Jump-Start RL (JSRL) [3] is the best-performing baseline among those we tested. It achieves similar performance to our Policy Decorator in a few scenarios (5 out of 18) but performs significantly worse in the rest.
Additionally, JSRL does not actually "improve" the base policy but instead learns an entirely new policy. This means that even if it achieves a high success rate, it does not preserve the desired properties of the original base policy, such as smooth and natural motion. On this page, we compare our refined policy against the JSRL policy to demonstrate how our refined policy exhibits significantly smoother and more natural behavior.
[3] Ikechukwu Uchendu, Ted Xiao, Yao Lu, Banghua Zhu, Mengyuan Yan, Joséphine Simon, Matthew Bennice, Chuyuan Fu, Cong Ma, Jiantao Jiao, et al. Jump-start reinforcement learning. In International Conference on Machine Learning, pages 34556–34583. PMLR, 2023.
Key observations:
As shown in the videos below, JSRL policies exhibit noisy and jerky motions. This occurs because JSRL only utilizes the base policy to build the learning curriculum without imitating the motion of the base policy. Consequently, even if it achieves a high success rate, it does not retain the desired properties of the original base policy, such as smooth and natural motion. As studied in [2], such jerky actions often fail to transfer to the real world.
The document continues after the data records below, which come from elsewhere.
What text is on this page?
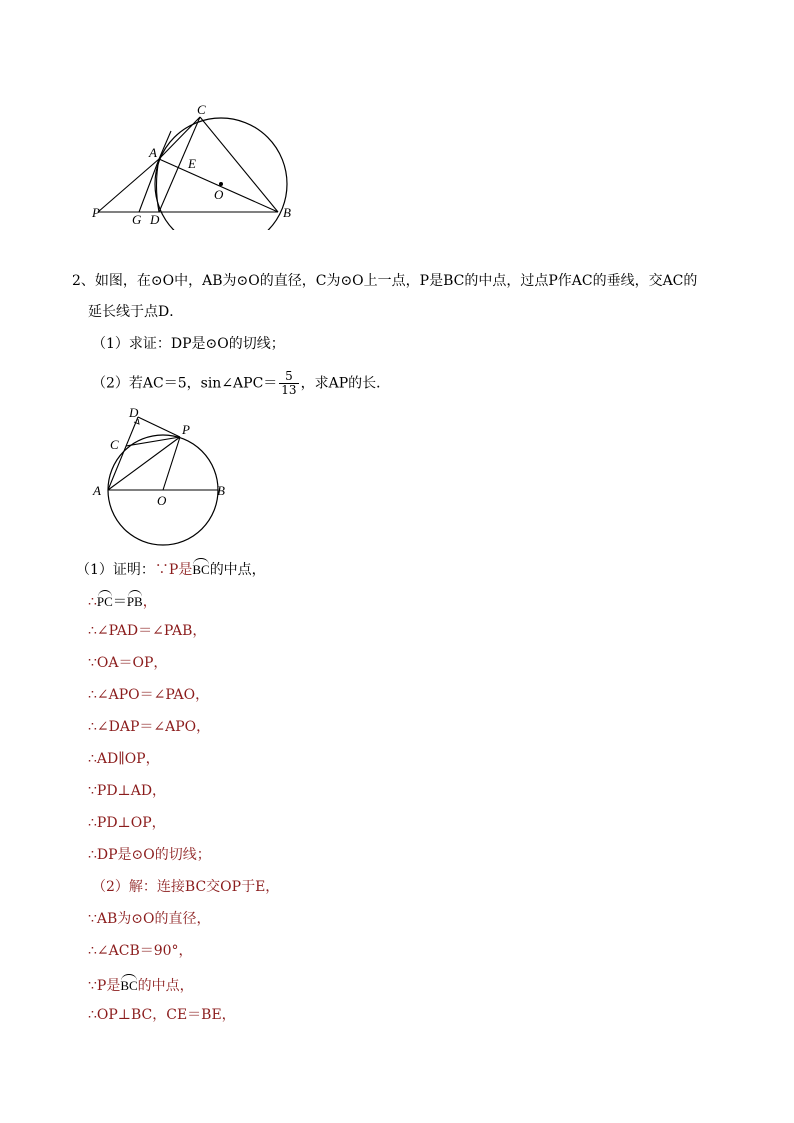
C
A
E
O
P G D	B
2、如图，在⊙O中，AB为⊙O的直径，C为⊙O上一点，P是BC的中点，过点P作AC的垂线，交AC的
延长线于点D．
（1）求证：DP是⊙O的切线；
（2）若AC＝5，sin∠APC＝ $\frac{5}{13}$ ，求AP的长．
D
C
P
A
O
B
（1）证明：∵P是BC的中点，
∴PC＝PB，
∴∠PAD＝∠PAB，
∵OA＝OP，
∴∠APO＝∠PAO，
∴∠DAP＝∠APO，
∴AD∥OP，
∵PD⊥AD，
∴PD⊥OP，
∴DP是⊙O的切线；
（2）解：连接BC交OP于E，
∵AB为⊙O的直径，
∴∠ACB＝90°，
∵P是BC的中点，
∴OP⊥BC，CE＝BE，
In contrast, our refined policies exhibit smooth and natural behavior by staying close to the base policy. This is achieved through the bounded residual action strategy. Since the base policies are trained on demonstrations with smooth and natural behaviors (usually from human teleoperation or motion planning), our refined policies inherit the favorable attributes of the original base policy.
[2] Yuzhe Qin, Hao Su, and Xiaolong Wang. From one hand to multiple hands: Imitation learning for dexterous manipulation from single-camera teleoperation. IEEE Robotics and Automation Letters, 7(4):10873–10881, 2022.
The Peg Insertion task requires highly precise manipulation, with the hole having only 3mm of clearance. It requires at least half of the peg to be pushed sideways into the hole, making it more challenging than similar tasks [1]. The JSRL policy exhibits notably shaky motions, particularly when the robot arm attempts to pick up the peg and insert it into the hole. Such excessive shaking presents significant risks of damaging the robot arm and colliding with other objects when transferred from simulation to the real world. In contrast, our refined policy from Policy Decorator demonstrates smooth motions throughout the entire trajectory, eliminating the risk of damaging the peg or the box.
[1] Jing Xu, Zhimin Hou, Zhi Liu, and Hong Qiao. Compare contact model-based control and contact model-free learning: A survey of robotic peg-in-hole assembly strategies. arXiv preprint arXiv:1904.05240, 2019.
In the Turn Faucet task, the JSRL policy displays erratic behavior when the gripper approaches the faucet, resulting in collisions with the faucet itself. This behavior poses significant risks and challenges for sim-to-real transfer due to the collisions. In contrast, our refined policy from Policy Decorator demonstrates remarkably smooth motions, avoiding unnecessary collisions and potential damage.